Data itself is not valuable to your fleet unless it can be analyzed and interpreted correctly. In the first part of this two-part series, we discussed how to track fleet data. Now, we are diving into how to analyze and interpret your data.
Once you have a process for collecting data, it’s key to correctly draw insights from those metrics.
When you’re analyzing data, it’s important to:
Focus on actionable data
One common mistake fleet managers cite when analyzing fleet data is getting hung up on data that is not “actionable.” This is because some fleet metrics are not useful by themselves but instead require other metrics that show a complete picture of fleet performance. For example, annual fuel spend numbers alone provide enough information regarding fleet operations without considering related metrics like total miles driven annually, fleet size and vehicle mix.
Check data quality routinely
Your analysis is only as good as the collected data points. As you’re collecting data points, check that the records are being recorded correctly—no typos, repeated data records or data points intentionally altered by employees.
Analyze metrics in context
Your numbers don’t always tell the whole story. Sometimes there is more at play like unusual events or fleet variables which can affect your data results. Be sure to take note of unique outside events like storms and gas leaks during your analysis time period and context of your fleet like vehicle types you’re comparing, seasonality, etc. since these can affect results.
Benchmark fleet performance with peers
Comparing your fleet metrics with other fleets helps ensure you’re working towards the right data goals and achieving desired results. Without benchmarking your metrics, you could waste time going down the wrong path.
There are several avenues to access benchmarking data such as hiring a consultant or certain associations like the National Private Truck Council , which shares an annual benchmarking survey with its members.
Act on the data
Data collection takes time. Before you can even analyze data results, you must invest time recording and inputting data points and correcting for entry errors. If you don’t act on your data results, you’re wasting your time and potentially leaving money on the table.
For example, say your fleet tracks accident frequency and cost, noting how often there are fleet vehicle accidents and the associated expenses. If you don’t act on the data like implementing policies and trainings to prevent future accidents and monitoring the effect, you’re missing the opportunity to become a safer fleet and reduce fleet costs.
Robust datasets can be a beast to tackle. In order to assist you in the process, we have outlined how to interpret some major fleet metrics.
Cost per meter essentially indicates a vehicle’s cost to your fleet. It is the total service and fuel cost for a vehicle over the miles driven (difference between current odometer reading and first odometer reading). This metric is helpful when determining which vehicle is the most economical to take for a certain trip or long route. You can compare vehicles’ cost per meter and choose to take the vehicle with the lowest cost.
You can also compare a vehicle’s cost per meter trend year over year to optimize vehicle replacement. If the value is increasing over time, it may be time to replace the vehicle with another vehicle that’s cheaper to operate.

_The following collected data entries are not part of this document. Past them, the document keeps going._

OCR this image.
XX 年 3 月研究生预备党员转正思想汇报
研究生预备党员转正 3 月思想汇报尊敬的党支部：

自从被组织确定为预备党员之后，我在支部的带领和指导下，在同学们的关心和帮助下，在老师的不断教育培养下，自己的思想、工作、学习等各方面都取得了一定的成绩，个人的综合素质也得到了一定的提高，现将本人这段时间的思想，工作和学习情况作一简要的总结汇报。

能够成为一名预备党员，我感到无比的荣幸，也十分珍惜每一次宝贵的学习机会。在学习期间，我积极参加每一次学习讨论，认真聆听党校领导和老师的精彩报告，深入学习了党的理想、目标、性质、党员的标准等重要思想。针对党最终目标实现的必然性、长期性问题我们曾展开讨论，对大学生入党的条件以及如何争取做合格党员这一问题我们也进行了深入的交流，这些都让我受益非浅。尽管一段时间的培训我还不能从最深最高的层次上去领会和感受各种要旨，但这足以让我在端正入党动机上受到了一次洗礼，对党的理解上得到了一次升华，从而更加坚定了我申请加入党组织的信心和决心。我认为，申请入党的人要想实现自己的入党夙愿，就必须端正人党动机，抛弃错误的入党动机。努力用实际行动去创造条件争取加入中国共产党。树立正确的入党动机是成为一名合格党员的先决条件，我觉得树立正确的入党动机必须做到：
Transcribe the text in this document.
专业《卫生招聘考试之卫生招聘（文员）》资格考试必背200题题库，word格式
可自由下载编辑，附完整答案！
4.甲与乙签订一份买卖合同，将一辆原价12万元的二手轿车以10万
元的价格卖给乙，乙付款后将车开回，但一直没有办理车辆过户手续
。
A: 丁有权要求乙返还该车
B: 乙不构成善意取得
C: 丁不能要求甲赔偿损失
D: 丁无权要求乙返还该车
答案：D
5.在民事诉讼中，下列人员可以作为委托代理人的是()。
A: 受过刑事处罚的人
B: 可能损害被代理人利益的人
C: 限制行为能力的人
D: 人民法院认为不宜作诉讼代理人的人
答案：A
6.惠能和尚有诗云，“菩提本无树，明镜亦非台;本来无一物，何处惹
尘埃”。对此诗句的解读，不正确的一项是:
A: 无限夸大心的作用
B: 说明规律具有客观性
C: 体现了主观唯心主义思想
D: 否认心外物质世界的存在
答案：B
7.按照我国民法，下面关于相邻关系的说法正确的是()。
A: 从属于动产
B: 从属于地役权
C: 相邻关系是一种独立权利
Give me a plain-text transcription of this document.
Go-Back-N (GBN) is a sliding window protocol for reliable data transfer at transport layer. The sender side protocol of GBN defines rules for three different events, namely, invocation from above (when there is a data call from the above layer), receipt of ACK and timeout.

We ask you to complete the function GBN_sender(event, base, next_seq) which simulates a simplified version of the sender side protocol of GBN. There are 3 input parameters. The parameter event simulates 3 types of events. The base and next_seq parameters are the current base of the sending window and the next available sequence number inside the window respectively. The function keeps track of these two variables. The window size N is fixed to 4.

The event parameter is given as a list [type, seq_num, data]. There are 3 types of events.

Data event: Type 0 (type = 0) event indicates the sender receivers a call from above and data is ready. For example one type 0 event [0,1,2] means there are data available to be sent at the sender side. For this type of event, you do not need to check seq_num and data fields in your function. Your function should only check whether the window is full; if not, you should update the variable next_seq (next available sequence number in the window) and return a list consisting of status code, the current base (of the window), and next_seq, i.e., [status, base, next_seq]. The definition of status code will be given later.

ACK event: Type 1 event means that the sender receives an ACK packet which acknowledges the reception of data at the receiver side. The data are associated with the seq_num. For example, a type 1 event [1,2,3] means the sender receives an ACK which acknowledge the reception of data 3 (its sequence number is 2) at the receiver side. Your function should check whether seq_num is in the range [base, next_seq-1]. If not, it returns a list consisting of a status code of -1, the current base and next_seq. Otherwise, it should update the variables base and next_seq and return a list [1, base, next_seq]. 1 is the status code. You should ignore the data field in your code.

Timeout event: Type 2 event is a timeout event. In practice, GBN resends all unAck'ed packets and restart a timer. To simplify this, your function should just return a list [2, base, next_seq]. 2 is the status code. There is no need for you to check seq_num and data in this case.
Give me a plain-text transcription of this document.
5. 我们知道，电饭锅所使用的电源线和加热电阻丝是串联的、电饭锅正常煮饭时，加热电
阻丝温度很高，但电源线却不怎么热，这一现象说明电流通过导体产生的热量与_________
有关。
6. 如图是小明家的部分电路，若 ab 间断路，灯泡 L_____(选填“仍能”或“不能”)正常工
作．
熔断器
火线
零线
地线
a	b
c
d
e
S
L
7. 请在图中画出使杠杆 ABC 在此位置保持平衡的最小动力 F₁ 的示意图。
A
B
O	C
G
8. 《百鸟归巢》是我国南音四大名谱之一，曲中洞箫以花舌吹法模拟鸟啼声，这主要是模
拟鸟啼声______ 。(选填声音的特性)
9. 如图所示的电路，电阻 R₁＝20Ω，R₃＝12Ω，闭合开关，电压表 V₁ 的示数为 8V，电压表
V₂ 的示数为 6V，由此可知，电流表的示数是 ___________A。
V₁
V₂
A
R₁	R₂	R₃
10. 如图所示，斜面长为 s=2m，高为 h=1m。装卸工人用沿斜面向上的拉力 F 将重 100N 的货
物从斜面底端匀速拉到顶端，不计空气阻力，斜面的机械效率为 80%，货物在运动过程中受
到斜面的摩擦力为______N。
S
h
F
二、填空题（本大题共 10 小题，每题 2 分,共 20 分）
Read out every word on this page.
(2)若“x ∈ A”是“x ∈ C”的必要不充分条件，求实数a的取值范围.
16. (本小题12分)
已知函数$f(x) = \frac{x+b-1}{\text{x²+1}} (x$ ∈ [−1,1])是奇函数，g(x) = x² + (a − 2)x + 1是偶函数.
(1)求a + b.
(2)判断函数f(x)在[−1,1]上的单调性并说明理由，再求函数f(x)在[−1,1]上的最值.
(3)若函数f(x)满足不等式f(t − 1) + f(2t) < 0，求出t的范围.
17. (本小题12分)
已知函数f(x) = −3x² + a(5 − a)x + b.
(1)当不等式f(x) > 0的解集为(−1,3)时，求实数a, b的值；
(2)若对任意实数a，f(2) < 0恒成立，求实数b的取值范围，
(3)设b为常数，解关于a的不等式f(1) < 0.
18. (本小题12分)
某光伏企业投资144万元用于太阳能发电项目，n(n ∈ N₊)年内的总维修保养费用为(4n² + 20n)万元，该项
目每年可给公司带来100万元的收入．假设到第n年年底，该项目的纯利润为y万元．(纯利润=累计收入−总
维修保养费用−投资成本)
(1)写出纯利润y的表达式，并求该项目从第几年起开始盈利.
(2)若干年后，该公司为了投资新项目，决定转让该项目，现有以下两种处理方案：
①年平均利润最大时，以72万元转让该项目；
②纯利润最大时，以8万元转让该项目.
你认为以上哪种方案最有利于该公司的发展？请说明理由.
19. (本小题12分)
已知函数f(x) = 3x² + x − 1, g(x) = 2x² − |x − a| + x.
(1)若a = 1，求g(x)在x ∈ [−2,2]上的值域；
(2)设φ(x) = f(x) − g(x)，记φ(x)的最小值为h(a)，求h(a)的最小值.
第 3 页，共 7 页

Compare your vehicles’ fuel economy to the standard to ensure your fleet is optimizing its fuel use . Fuel economy that is higher than expected can indicate poor driver behavior like harsh braking or acceleration or perhaps fuel theft. It could also indicate maintenance issues like dirty oxygen sensors, dirty spark plugs or misaligned tires.
You can avoid the headache of manually entering and calculating this data using fuel card integrations .
Gaining insight into vehicle issue types and frequency is crucial. For one thing, if you notice a maintenance issue is happening repeatedly, there’s likely an underlying, preventable reason. For example, when one customer started using Fleetio, they noticed that one of their vehicles flew through four tires in just four months! Something other than typical vehicle wear and tear was coming into play there and a similar thing could be happening right under your nose too. There could be several reasons for repetitive maintenance issues including an aging vehicle, poor maintenance schedules or bad driver behavior.
Issue tracking highlights trends that help predict future repairs. This information is useful when forecasting fleet costs and creating fleet budgets.
Lifecycle cost or Total Cost of Ownership (TCO)
The Total Cost of Ownership shows trends in vehicle costs over time. Assets with increasing or high total costs should be considered for remarketing.
Accident frequency and cost
Tracking the frequency and cost of vehicle accidents enables you to determine average annual spend on accidents. This knowledge is applicable for budgeting and measuring the impact of safety initiatives like trainings or policies .
Asset utilization is the percentage of vehicles in use during a 24 hour period. It provides insight into whether some of your assets are underutilized. You should aim for a 90 percent utilization rate otherwise you aren’t optimizing use of your fleet assets.
Parts and labor costs
Managing your parts and labor costs takes balance. Ideally, your parts and labor costs should be a 1:1 spending ratio. In other words, you should spend $1 on labor for every $1 spent on vehicle replacement parts.
We know this is a lot. Start small instead of trying to track all these metrics at once. Remember, when collecting and analyzing data, it’s quality over quantity.
Editor’s note: This blog post was originally posted in June 2017 and has been updated for accuracy and relevancy.